Le cose che bisogna sapere sulla pasta
La produzione di grano italiano è insufficiente per coprire il fabbisogno del consumo di pasta in Italia, figuriamoci per affrontare i mercati esteri dove la pasta italiana è riconosciuta come uno dei punti di forza del paniere. E all’estero lo sanno che il grano utilizzato non è tutto italiano, ma la testa si; siamo straordinari trasformatori, abbiamo sviluppato tecnologie all’avanguardia, siamo il paese che offre più sicurezza al mondo sotto il profilo dei controlli alimentari.
Questo non significa considerare il grano italiano di scarsa qualità, semplicemente viene usato tutto e con ottimi risultati.
Alla materia prima nazionale viene perciò aggiunto, mediamente, stando ai dati del Rapporto redatto da Aidepi:
- circa 1 milione di tonnellate di duro da macina merceologicamente tra il fino e il buono mercantile che si trova in Europa e in Usa-Canada (gradi 3-4 “or better”);
- circa 750.000 tonnellate di grani duri di altissima qualità che arrivano da Francia, Usa (Arizona in particolare) Canada e Australia (se l’annata lo consente anche da altre origini, come il Messico)

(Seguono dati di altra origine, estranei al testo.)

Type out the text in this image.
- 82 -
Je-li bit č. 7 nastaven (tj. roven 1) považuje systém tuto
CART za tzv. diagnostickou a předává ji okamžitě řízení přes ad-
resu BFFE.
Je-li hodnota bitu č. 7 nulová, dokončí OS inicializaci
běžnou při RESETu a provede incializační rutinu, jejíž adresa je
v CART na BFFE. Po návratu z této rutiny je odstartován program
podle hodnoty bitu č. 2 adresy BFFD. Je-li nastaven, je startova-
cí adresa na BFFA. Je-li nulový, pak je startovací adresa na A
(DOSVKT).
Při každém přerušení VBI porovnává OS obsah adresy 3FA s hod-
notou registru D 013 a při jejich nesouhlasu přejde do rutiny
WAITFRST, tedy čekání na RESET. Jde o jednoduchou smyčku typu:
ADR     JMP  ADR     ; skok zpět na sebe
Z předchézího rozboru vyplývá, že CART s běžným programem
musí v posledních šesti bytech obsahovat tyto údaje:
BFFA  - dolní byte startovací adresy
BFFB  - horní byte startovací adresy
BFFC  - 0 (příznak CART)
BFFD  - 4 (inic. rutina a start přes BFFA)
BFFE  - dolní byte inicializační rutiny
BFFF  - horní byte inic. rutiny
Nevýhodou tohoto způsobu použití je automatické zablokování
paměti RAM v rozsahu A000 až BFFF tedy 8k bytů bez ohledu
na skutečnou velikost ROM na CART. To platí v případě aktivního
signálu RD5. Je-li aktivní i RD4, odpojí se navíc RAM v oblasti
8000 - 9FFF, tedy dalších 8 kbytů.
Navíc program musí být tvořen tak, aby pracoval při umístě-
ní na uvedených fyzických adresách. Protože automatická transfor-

I grani duri esteri più pregiati possono arrivare a costare anche il 10%-15% in più di quelli nazionali e sono sottoposti, lungo tutto il percorso di filiera produttiva e di trasporto, a controlli molto rigorosi che, se non corrispondono ai parametri definiti, ne impongono il rientro al luogo d’origine.
L’autosufficienza non è mai stata prerogativa della produzione italiana. Nel 1917 il fabbisogno di grano dall’estero copriva il 90% e alcune varietà erano considerate talmente pregiate da essere evidenziate nelle prime pubblicità: a quel tempo era il grano Taganrog, che oggi è prodotto da alcuni pastifici italiani tra i più amati dai cuochi.

Le diete gluten free
Secondo una recente indagine Doxa tre italiani su dieci scelgono una dieta priva di glutine convinti che sia un beneficio per la salute. In realtà rinunciare all’apporto di glutine, a parte ovviamente i celiaci, è debilitante per l’organismo perché vengono negate sostanze fondamentali al suo mantenimento in buona salute. Qualche tempo fa uno studioso molto rispettato mi confidò che stava scrivendo un libro sul potere del cibo, preannunciandomi che nel giro di qualche anno sarebbe scomparso il colesterolo, semplicemente perché stavano scadendo i brevetti farmaceutici e si sarebbe imposta la psicosi di nuove malattie in funzione dell’imposizione di prodotti alimentari con un valore economico aggiunto altissimo, al netto di identici costi di produzione. Se pensiamo che il volume d’affari del senza glutine è di 101 milioni di euro e una crescita del +31% nell’ultimo anno, viene da riflettere, pur nel rispetto di chi è davvero vittima della malattia.